Video/Audio Distraction Analgesia for Simulated Oncology Procedure Pain

The purpose of this study is to compare the analgesic efficacy of three different types of video/audio distraction in normal volunteers subjected to carefully controlled and non-injurious thermal pain delivered to the skin of the lower back, simulating discomfort of a lumbar puncture. Two of the distraction techniques include immersive virtual reality (VR).
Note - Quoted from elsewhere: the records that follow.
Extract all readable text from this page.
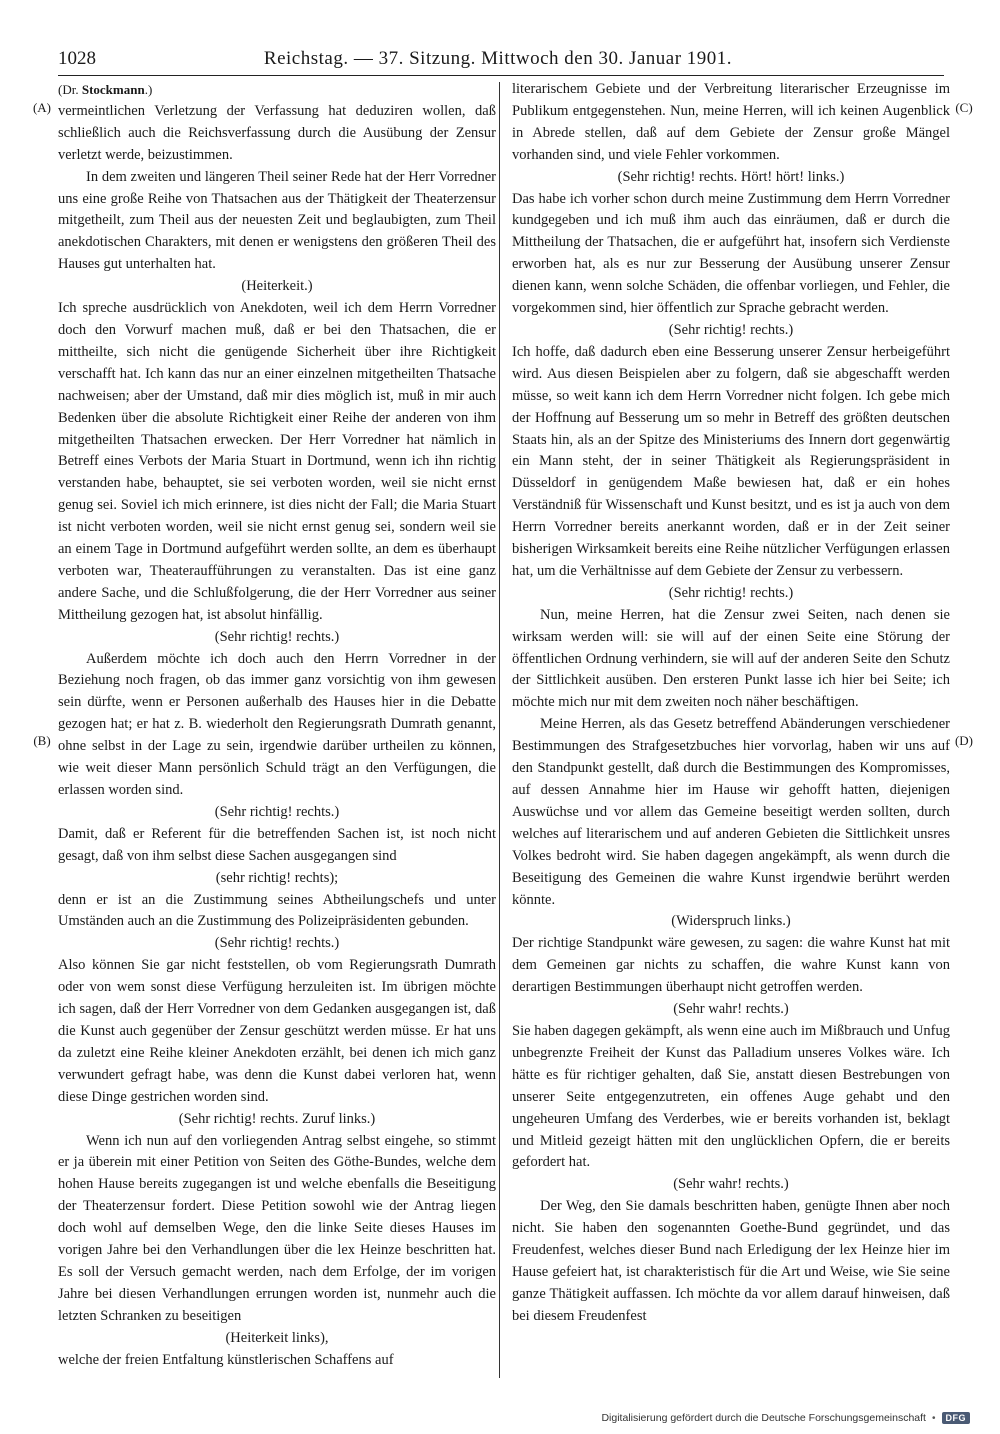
1028	Reichstag. — 37. Sitzung. Mittwoch den 30. Januar 1901.
(A)
(B)
(C)
(D)

(Dr. Stockmann.)

vermeintlichen Verletzung der Verfassung hat deduziren wollen, daß schließlich auch die Reichsverfassung durch die Ausübung der Zensur verletzt werde, beizustimmen.

In dem zweiten und längeren Theil seiner Rede hat der Herr Vorredner uns eine große Reihe von Thatsachen aus der Thätigkeit der Theaterzensur mitgetheilt, zum Theil aus der neuesten Zeit und beglaubigten, zum Theil anekdotischen Charakters, mit denen er wenigstens den größeren Theil des Hauses gut unterhalten hat.

(Heiterkeit.)

Ich spreche ausdrücklich von Anekdoten, weil ich dem Herrn Vorredner doch den Vorwurf machen muß, daß er bei den Thatsachen, die er mittheilte, sich nicht die genügende Sicherheit über ihre Richtigkeit verschafft hat. Ich kann das nur an einer einzelnen mitgetheilten Thatsache nachweisen; aber der Umstand, daß mir dies möglich ist, muß in mir auch Bedenken über die absolute Richtigkeit einer Reihe der anderen von ihm mitgetheilten Thatsachen erwecken. Der Herr Vorredner hat nämlich in Betreff eines Verbots der Maria Stuart in Dortmund, wenn ich ihn richtig verstanden habe, behauptet, sie sei verboten worden, weil sie nicht ernst genug sei. Soviel ich mich erinnere, ist dies nicht der Fall; die Maria Stuart ist nicht verboten worden, weil sie nicht ernst genug sei, sondern weil sie an einem Tage in Dortmund aufgeführt werden sollte, an dem es überhaupt verboten war, Theateraufführungen zu veranstalten. Das ist eine ganz andere Sache, und die Schlußfolgerung, die der Herr Vorredner aus seiner Mittheilung gezogen hat, ist absolut hinfällig.

(Sehr richtig! rechts.)

Außerdem möchte ich doch auch den Herrn Vorredner in der Beziehung noch fragen, ob das immer ganz vorsichtig von ihm gewesen sein dürfte, wenn er Personen außerhalb des Hauses hier in die Debatte gezogen hat; er hat z. B. wiederholt den Regierungsrath Dumrath genannt, ohne selbst in der Lage zu sein, irgendwie darüber urtheilen zu können, wie weit dieser Mann persönlich Schuld trägt an den Verfügungen, die erlassen worden sind.

(Sehr richtig! rechts.)

Damit, daß er Referent für die betreffenden Sachen ist, ist noch nicht gesagt, daß von ihm selbst diese Sachen ausgegangen sind

(sehr richtig! rechts);

denn er ist an die Zustimmung seines Abtheilungschefs und unter Umständen auch an die Zustimmung des Polizeipräsidenten gebunden.

(Sehr richtig! rechts.)

Also können Sie gar nicht feststellen, ob vom Regierungsrath Dumrath oder von wem sonst diese Verfügung herzuleiten ist. Im übrigen möchte ich sagen, daß der Herr Vorredner von dem Gedanken ausgegangen ist, daß die Kunst auch gegenüber der Zensur geschützt werden müsse. Er hat uns da zuletzt eine Reihe kleiner Anekdoten erzählt, bei denen ich mich ganz verwundert gefragt habe, was denn die Kunst dabei verloren hat, wenn diese Dinge gestrichen worden sind.

(Sehr richtig! rechts. Zuruf links.)

Wenn ich nun auf den vorliegenden Antrag selbst eingehe, so stimmt er ja überein mit einer Petition von Seiten des Göthe-Bundes, welche dem hohen Hause bereits zugegangen ist und welche ebenfalls die Beseitigung der Theaterzensur fordert. Diese Petition sowohl wie der Antrag liegen doch wohl auf demselben Wege, den die linke Seite dieses Hauses im vorigen Jahre bei den Verhandlungen über die lex Heinze beschritten hat. Es soll der Versuch gemacht werden, nach dem Erfolge, der im vorigen Jahre bei diesen Verhandlungen errungen worden ist, nunmehr auch die letzten Schranken zu beseitigen

(Heiterkeit links),

welche der freien Entfaltung künstlerischen Schaffens auf

literarischem Gebiete und der Verbreitung literarischer Erzeugnisse im Publikum entgegenstehen. Nun, meine Herren, will ich keinen Augenblick in Abrede stellen, daß auf dem Gebiete der Zensur große Mängel vorhanden sind, und viele Fehler vorkommen.

(Sehr richtig! rechts. Hört! hört! links.)

Das habe ich vorher schon durch meine Zustimmung dem Herrn Vorredner kundgegeben und ich muß ihm auch das einräumen, daß er durch die Mittheilung der Thatsachen, die er aufgeführt hat, insofern sich Verdienste erworben hat, als es nur zur Besserung der Ausübung unserer Zensur dienen kann, wenn solche Schäden, die offenbar vorliegen, und Fehler, die vorgekommen sind, hier öffentlich zur Sprache gebracht werden.

(Sehr richtig! rechts.)

Ich hoffe, daß dadurch eben eine Besserung unserer Zensur herbeigeführt wird. Aus diesen Beispielen aber zu folgern, daß sie abgeschafft werden müsse, so weit kann ich dem Herrn Vorredner nicht folgen. Ich gebe mich der Hoffnung auf Besserung um so mehr in Betreff des größten deutschen Staats hin, als an der Spitze des Ministeriums des Innern dort gegenwärtig ein Mann steht, der in seiner Thätigkeit als Regierungspräsident in Düsseldorf in genügendem Maße bewiesen hat, daß er ein hohes Verständniß für Wissenschaft und Kunst besitzt, und es ist ja auch von dem Herrn Vorredner bereits anerkannt worden, daß er in der Zeit seiner bisherigen Wirksamkeit bereits eine Reihe nützlicher Verfügungen erlassen hat, um die Verhältnisse auf dem Gebiete der Zensur zu verbessern.

(Sehr richtig! rechts.)

Nun, meine Herren, hat die Zensur zwei Seiten, nach denen sie wirksam werden will: sie will auf der einen Seite eine Störung der öffentlichen Ordnung verhindern, sie will auf der anderen Seite den Schutz der Sittlichkeit ausüben. Den ersteren Punkt lasse ich hier bei Seite; ich möchte mich nur mit dem zweiten noch näher beschäftigen.

Meine Herren, als das Gesetz betreffend Abänderungen verschiedener Bestimmungen des Strafgesetzbuches hier vorvorlag, haben wir uns auf den Standpunkt gestellt, daß durch die Bestimmungen des Kompromisses, auf dessen Annahme hier im Hause wir gehofft hatten, diejenigen Auswüchse und vor allem das Gemeine beseitigt werden sollten, durch welches auf literarischem und auf anderen Gebieten die Sittlichkeit unsres Volkes bedroht wird. Sie haben dagegen angekämpft, als wenn durch die Beseitigung des Gemeinen die wahre Kunst irgendwie berührt werden könnte.

(Widerspruch links.)

Der richtige Standpunkt wäre gewesen, zu sagen: die wahre Kunst hat mit dem Gemeinen gar nichts zu schaffen, die wahre Kunst kann von derartigen Bestimmungen überhaupt nicht getroffen werden.

(Sehr wahr! rechts.)

Sie haben dagegen gekämpft, als wenn eine auch im Mißbrauch und Unfug unbegrenzte Freiheit der Kunst das Palladium unseres Volkes wäre. Ich hätte es für richtiger gehalten, daß Sie, anstatt diesen Bestrebungen von unserer Seite entgegenzutreten, ein offenes Auge gehabt und den ungeheuren Umfang des Verderbes, wie er bereits vorhanden ist, beklagt und Mitleid gezeigt hätten mit den unglücklichen Opfern, die er bereits gefordert hat.

(Sehr wahr! rechts.)

Der Weg, den Sie damals beschritten haben, genügte Ihnen aber noch nicht. Sie haben den sogenannten Goethe-Bund gegründet, und das Freudenfest, welches dieser Bund nach Erledigung der lex Heinze hier im Hause gefeiert hat, ist charakteristisch für die Art und Weise, wie Sie seine ganze Thätigkeit auffassen. Ich möchte da vor allem darauf hinweisen, daß bei diesem Freudenfest

Digitalisierung gefördert durch die Deutsche Forschungsgemeinschaft •	DFG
The most efficacious distraction technique will be used in a subsequent clinical study in cancer patients.

Study Overview

• Status: Completed
• Conditions: Pain
• Intervention / Treatment: Procedure: Virtual Reality distraction

• Study Type: Interventional
• Enrollment (Anticipated): 180
• Phase: Not Applicable

Contacts and Locations

Study Locations

• United States
  • Washington
    • Seattle, Washington, United States, 98195
      • University of Washington

Participation Criteria

Eligibility Criteria

• Ages Eligible for Study: 18 years and older (Adult, Older Adult)
• Accepts Healthy Volunteers: No
• Genders Eligible for Study: All

Description

Inclusion Criteria:

• healthy men and women
• 18-21y, 40-60y, or older than 60y

Exclusion Criteria:

• a predisposition to motion sickness
• unusual sensitivity or lack of sensitivity to pain
• chronic pain
• peripheral neuropathy
• sensitive skin

Study Plan

How is the study designed?

Design Details

• Primary Purpose: Treatment
• Allocation: Randomized
• Interventional Model: Single Group Assignment
• Masking: Double

Number of Arms

1

Arms and Interventions

Participant Group / Arm	Intervention / Treatment
Experimental: 1; 3 cohorts: 18-21 years, 40-60 years, and older than 60 years	Procedure: Virtual Reality distraction; Virtual Reality involves the participant wearing a helmet with sight and sound. the visual provided is a type of immersive video game, the game used is "Snow World". In some cases the participant will be exposed to 3D representation of the game, and in other cases a lower tech version with less immersive qualities.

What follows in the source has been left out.